Bibliographische Beschreibung

Sammeltitel
Kirchenrechtliche Sammelhandschrift
Entstehungsort
Südfrankreich
Entstehungszeit
Ende 6. Jh.
Beschreibstoff
Pergament
Umfang
II + 171 Blätter
Format
334 mm x 266 mm
Persistenter Identifier
urn:nbn:de:hbz:kn28-3-937 Persistent Identifier (URN)
Weitere Angaben
Land
Deutschland
Ort
Köln
Sammlung
Dombibliothek
Signatur
Cod. 212
Katalogsignatur
Jaffé/Wattenbach: CCXII.
Frühere Signatur
Darmst. 2326
Katalogsignatur
Handschriftencensus Rheinland: 1157
Clemen: 1.

Überblickbeschreibung

Kirchenrechtliche Sammelhandschrift

Die Handschrift ist ein bedeutendes Zeugnis des Kirchenrechts und der Kirchenrechtsgeschichte, aber auch der spätantiken Buchkunst in ihrem Übergang zur mittelalterlichen. Die Textfolgen legen eine Entstehung dieser Sammlung von Konzilsbeschlüssen (Canones) und päpstlichen Schreiben zu Rechtsfragen (Dekrete) um die Mitte des 6. Jahrhunderts in Südgallien (Lyon, Marseille) nahe. Sie entstand offenbar im Anschluß an die gallischen Konzilien und darf zu jenen Werken gezählt werden, die der Reform der merowingischen Kirche dienen sollten. Diese Sammlungen mündeten alsdann in die vetus Gallica' ein, zu deren Vorläufern auch die Texte unserer Handschrift gehören (vgl. Mordek 1975, S. 37ff.). Neben den auf der Ausgabe der Canones des Dionysius Exiguus (gest.vor 556) beruhenden Apostelcanones und den Canones der griechischen Konzilien (I) bringt die Sammlung Canones der Konzile Galliens sowie entsprechende Synodalschreiben und Dekrete (II-IV). Da der jüngste Text (115vff.) die Canones des 5. Konzils von Orléans (549) enthält, kann die Sammlung nicht vor der Mitte des 6. Jahrhunderts entstanden sein. Zum Schluß bringt sie Akten und Schreiben, in denen der Monophysitismus verurteilt wird, den Eutyches von Konstantinopel (um 378-nach 454) vertrat. Er gestand Christus nur eine Natur, nämlich die göttliche, zu. Diese Lehre wurde auf dem ökumenischen Konzil von Chalkedon (451) verurteilt, dessen Canones die Handschrift jedoch nicht enthält.
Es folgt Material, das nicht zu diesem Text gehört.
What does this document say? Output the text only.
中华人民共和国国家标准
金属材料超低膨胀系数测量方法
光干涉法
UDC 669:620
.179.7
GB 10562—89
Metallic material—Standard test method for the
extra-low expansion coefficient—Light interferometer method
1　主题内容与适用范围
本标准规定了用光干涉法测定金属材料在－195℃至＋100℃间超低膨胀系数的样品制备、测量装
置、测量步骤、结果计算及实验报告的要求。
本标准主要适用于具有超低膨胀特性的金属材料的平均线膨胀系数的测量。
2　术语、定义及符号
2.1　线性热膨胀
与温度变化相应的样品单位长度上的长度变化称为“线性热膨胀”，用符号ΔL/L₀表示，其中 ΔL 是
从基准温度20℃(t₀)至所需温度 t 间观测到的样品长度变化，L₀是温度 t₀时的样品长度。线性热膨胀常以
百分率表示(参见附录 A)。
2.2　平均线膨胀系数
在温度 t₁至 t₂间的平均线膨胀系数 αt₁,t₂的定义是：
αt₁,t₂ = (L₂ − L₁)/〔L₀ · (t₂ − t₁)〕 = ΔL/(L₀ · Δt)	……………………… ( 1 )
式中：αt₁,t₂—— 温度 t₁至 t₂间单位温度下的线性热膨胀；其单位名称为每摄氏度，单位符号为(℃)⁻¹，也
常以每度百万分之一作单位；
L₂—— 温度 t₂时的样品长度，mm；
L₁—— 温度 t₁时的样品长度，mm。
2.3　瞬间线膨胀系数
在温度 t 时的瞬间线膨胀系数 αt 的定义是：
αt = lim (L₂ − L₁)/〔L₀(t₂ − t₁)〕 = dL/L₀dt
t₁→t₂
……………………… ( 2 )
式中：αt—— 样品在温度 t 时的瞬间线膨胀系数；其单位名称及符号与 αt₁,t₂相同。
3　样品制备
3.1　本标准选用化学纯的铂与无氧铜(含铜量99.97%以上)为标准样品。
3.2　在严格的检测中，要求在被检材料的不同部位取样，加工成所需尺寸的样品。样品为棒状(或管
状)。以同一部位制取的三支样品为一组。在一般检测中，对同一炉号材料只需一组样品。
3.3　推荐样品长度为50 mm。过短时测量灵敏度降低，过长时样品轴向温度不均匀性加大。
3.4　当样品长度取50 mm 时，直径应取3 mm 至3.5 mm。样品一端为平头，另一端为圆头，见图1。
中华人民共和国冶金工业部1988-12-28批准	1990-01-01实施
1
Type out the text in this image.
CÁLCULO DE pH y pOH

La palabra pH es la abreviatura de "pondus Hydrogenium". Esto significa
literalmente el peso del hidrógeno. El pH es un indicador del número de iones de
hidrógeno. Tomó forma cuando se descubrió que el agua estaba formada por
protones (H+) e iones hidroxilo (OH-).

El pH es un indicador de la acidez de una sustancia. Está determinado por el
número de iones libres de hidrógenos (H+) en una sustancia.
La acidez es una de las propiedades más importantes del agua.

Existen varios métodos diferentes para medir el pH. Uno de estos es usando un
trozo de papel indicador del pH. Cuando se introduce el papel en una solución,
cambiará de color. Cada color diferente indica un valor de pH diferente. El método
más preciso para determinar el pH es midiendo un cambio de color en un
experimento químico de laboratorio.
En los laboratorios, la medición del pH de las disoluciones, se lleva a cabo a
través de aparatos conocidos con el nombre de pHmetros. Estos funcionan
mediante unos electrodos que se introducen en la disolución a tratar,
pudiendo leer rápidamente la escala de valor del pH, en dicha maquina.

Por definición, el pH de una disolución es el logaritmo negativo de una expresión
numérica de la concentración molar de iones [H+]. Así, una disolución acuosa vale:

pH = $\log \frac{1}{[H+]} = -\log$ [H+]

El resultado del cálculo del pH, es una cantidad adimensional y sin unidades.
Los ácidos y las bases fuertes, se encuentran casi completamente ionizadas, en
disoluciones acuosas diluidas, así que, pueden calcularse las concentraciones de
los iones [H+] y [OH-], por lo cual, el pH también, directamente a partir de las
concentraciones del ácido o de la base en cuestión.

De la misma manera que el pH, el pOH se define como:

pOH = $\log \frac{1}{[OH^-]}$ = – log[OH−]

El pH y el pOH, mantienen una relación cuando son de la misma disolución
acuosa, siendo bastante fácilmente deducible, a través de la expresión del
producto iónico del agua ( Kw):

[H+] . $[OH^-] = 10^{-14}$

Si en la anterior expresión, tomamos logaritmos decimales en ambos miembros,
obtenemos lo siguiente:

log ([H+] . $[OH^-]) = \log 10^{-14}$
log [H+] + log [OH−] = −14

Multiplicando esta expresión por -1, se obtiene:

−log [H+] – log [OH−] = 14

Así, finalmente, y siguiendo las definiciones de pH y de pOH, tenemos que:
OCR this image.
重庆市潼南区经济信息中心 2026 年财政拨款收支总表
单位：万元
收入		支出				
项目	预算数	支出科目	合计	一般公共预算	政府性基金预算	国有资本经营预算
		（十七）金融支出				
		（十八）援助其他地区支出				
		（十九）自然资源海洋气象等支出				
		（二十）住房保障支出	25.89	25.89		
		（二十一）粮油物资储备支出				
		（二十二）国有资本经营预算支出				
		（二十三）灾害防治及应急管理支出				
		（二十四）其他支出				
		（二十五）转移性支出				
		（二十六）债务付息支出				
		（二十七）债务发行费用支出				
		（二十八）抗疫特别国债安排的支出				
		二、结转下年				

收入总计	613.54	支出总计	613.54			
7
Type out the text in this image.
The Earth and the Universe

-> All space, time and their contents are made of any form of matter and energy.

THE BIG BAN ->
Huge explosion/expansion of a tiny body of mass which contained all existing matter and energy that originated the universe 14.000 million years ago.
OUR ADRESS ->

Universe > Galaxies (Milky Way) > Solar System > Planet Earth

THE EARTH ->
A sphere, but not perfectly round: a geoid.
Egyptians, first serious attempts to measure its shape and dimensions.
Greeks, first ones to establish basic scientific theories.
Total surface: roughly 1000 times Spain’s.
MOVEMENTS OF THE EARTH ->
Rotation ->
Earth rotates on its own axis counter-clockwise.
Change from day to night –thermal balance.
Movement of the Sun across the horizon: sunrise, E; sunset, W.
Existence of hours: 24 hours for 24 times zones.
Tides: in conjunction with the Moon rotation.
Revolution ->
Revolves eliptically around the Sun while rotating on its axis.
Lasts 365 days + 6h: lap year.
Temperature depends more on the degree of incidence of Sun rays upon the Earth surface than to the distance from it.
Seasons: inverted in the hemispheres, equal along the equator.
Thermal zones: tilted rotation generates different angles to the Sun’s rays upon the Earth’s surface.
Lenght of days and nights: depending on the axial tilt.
An der Entstehung des Buches waren mehrere Schreiber beteiligt, die in der 2. Hälfte des 6. Jahrhunderts in Südgallien (Lérins, Lyon, Marseille) tätig gewesen sein müssen. Offensichtlich besorgten sie auch den Schmuck, der in einzelnen Lagen verschieden ausfällt. Die ersten elf Lagen enthalten keinen farbigen Initialschmuck. Er findet sich vorwiegend in den Canones usw. der gallischen Konzilien (Lagen 12-18). Die Initialen sind zumeist Unzialbuchstaben, die bisweilen als Kreuz ausgezeichnet werden (91r, 98r). Das wesentliche Element bei fast allen beteiligten Händen bildet der Fisch als Initialkörper. Er hat zwei Urformen, nämlich den Delphin (113r, 132v, 143r) und den gewöhnlichen Fisch (93v, 129v), dessen Kopf gleichsam zu einem Vogelschnabel zugespitzt ist. Eine besondere Auszeichnung erhält die Initiale d(ilectissimo) (123v) durch die Bekrönung mit dem Kreuz sowie einem an der Traube pickenden Vogel. Die in den Farben Minium, Grün, Gelb und Purpur gehaltene Füllung von Buchstabenkörpern der Titel und Initialen findet sich vorwiegend in den Lagen 17-20.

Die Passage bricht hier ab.